# Hymer Stoneguard treatment on ebay.



## StanDup (Sep 12, 2008)

We've just had the annual damp inspection on our Hymer and they sprayed key areas under the van with Hymer Stoneguard spray.

I see that HymerUK are currently selling the spray on Ebay at £3.99 plus £3 delivery. Might be useful for anyone with a Hymer outside the 6 years water ingression warranty period.

Barry


----------



## coppo (May 27, 2009)

Looks a good price but is it just normal underbody seal or some exclusive to Hymer stuff?

Paul.


----------



## Bill_H (Feb 18, 2011)

It's £3 delivery no matter how many you buy, I've just ordered 5, total inc delivery £22.96


----------



## StanDup (Sep 12, 2008)

> is it just normal underbody seal or some exclusive to Hymer stuff?

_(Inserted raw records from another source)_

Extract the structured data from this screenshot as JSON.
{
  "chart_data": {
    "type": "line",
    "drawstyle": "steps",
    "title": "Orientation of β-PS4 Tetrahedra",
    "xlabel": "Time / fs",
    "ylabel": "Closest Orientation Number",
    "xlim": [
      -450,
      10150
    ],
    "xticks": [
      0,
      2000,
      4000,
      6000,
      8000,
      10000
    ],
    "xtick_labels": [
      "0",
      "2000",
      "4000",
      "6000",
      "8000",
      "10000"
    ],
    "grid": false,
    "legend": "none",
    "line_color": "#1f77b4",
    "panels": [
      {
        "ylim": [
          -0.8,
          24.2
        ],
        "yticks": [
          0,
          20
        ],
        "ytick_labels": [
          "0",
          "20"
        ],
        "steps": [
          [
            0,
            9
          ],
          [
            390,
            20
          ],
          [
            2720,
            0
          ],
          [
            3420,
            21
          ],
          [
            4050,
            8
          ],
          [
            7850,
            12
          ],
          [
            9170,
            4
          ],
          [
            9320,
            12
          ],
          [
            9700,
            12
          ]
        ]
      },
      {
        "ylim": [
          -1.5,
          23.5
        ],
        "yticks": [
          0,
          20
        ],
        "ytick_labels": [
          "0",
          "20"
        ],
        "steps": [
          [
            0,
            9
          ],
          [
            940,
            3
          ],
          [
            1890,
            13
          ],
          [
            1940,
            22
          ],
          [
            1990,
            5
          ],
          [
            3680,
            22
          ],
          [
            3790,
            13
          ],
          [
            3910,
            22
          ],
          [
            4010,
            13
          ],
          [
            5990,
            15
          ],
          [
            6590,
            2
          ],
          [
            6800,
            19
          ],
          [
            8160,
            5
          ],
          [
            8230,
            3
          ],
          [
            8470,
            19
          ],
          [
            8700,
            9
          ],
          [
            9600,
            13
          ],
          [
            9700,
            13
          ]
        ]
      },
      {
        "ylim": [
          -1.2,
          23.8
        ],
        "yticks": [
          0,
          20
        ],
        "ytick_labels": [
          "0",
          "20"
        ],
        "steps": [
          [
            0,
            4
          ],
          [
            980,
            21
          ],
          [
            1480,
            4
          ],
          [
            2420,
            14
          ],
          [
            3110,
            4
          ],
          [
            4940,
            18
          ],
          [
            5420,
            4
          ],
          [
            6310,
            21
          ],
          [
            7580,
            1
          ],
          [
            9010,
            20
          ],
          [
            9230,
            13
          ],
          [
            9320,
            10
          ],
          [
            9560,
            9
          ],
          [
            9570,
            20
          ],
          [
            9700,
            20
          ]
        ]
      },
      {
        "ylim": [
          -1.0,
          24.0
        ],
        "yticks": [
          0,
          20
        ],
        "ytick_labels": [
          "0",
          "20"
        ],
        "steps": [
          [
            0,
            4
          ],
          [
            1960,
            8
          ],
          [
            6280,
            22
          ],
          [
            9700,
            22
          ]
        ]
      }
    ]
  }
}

It's in a Hymer can. Click on the ebay link.

Best wishes.

Barry


----------



## coppo (May 27, 2009)

StanDup said:


> > is it just normal underbody seal or some exclusive to Hymer stuff?
> 
> 
> It's in a Hymer can. Click on the ebay link.
> ...


Yes I realise its in an Hymer can I just wondered whats actually in it, is it just bog standard stone guard?

Paul.


----------